I didn’t think this week was ever going to end. I swear, I was sure this was going to be my purgatory. It was going to be me and an empty bottle of scotch for all eternity.
Like the new Taylor Swift, Rachel Platten, says in her song ‘This Is My Boat Song‘:
I may only have one boat,
but I can make a boat-splosion
Lets give it up to the Republican National Committee for making a bad thing worse
Donald Trump, the presidential candidate for those of us who want to hasten the end, is calling shenanigans after the RNC has effectively rescinded Democracy. Its like watching the varsity team football captain, who just so happens to be a giant ass, get told that, while he did in fact win most of the votes to become prom king, the party has been moved to a secret location and now he isn’t invited. Who is the bad guy here? The guy who is probably going to let corporations hire private armies to patrol a reincarnation of the Berlin wall -OR- an actual conspiracy? Who would you support? Lizardmen or some kind of Hitler/Stalin Hybrid?

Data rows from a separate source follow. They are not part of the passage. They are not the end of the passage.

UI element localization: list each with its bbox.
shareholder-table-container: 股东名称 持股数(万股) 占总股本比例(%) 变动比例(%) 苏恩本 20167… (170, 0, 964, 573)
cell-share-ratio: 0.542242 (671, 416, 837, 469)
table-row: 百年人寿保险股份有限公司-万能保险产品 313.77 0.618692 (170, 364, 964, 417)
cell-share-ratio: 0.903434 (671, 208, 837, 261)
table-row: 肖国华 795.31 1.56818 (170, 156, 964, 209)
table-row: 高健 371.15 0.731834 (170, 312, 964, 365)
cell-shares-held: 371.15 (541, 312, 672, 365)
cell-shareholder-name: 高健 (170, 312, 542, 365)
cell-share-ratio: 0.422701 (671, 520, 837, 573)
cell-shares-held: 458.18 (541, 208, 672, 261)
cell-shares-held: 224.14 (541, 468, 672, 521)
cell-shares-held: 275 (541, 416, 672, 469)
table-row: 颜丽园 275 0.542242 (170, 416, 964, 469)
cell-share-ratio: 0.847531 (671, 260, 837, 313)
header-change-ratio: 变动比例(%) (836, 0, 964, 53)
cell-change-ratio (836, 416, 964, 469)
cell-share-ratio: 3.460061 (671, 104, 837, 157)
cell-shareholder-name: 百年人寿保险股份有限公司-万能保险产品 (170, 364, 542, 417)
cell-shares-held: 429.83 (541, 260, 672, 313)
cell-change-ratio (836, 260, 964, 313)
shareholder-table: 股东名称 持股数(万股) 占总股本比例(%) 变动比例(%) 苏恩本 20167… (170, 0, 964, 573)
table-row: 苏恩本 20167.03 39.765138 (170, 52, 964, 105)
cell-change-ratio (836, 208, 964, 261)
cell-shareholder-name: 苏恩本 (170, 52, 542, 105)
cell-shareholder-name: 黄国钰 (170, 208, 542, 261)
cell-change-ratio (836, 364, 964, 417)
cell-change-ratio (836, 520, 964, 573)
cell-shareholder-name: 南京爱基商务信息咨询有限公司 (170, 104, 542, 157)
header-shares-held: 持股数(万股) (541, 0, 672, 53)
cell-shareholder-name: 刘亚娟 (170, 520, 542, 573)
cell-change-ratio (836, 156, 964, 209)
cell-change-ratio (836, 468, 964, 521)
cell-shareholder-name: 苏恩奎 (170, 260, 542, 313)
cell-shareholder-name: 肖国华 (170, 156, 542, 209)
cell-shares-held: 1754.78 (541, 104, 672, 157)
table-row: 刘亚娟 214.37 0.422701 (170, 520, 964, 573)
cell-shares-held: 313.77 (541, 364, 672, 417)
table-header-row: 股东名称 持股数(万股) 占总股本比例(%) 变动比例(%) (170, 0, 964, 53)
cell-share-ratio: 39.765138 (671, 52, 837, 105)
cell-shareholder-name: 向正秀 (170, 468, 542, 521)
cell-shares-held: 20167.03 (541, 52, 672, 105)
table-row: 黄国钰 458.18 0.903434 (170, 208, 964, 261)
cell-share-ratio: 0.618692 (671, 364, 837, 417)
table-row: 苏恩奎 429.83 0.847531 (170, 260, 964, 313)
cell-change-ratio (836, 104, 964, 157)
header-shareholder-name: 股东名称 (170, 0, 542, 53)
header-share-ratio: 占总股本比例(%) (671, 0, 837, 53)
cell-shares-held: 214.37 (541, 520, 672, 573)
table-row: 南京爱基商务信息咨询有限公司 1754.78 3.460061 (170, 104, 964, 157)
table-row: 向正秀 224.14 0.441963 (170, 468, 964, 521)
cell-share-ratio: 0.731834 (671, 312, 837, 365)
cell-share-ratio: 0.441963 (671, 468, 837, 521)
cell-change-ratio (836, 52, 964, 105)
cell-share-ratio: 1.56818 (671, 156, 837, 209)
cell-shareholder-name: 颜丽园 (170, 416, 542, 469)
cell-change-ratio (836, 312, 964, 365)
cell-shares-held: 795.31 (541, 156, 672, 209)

You’re out of craps to give. I’m out of craps to give. This whole damn country is out of craps to give.
Zika Virus ‘scarier than initially thought’
On the heels of the announcement that all our sweet sweet Ebola money was being reallocated and that you may soon get condoms in addition to the usual Ebola-covered biscoff when arriving at American airports, it turns out the Zika virus is actually slightly worse than expected. For one, it can be transmitted sexually and not necessarily with mosquitoes, you weirdo. Secondly, it can cause ‘premature birth, eye problems and other neurological conditions’. Now, if I’ve got it right, it originally caused microcephaly, which can basically be described as ‘the rest of your head is pretty well screwed’ so I’m not sure how these 3 new things are much worse than that, but sure, we’ll go with it.
Maybe our new squinty eyes and tiny brains can help us figure out who to vote for in the upcoming elections.
Here’s hoping it’s a skidmark.
ALRIGHT. I’M DONE. GET OUT OF HERE PEOPLE.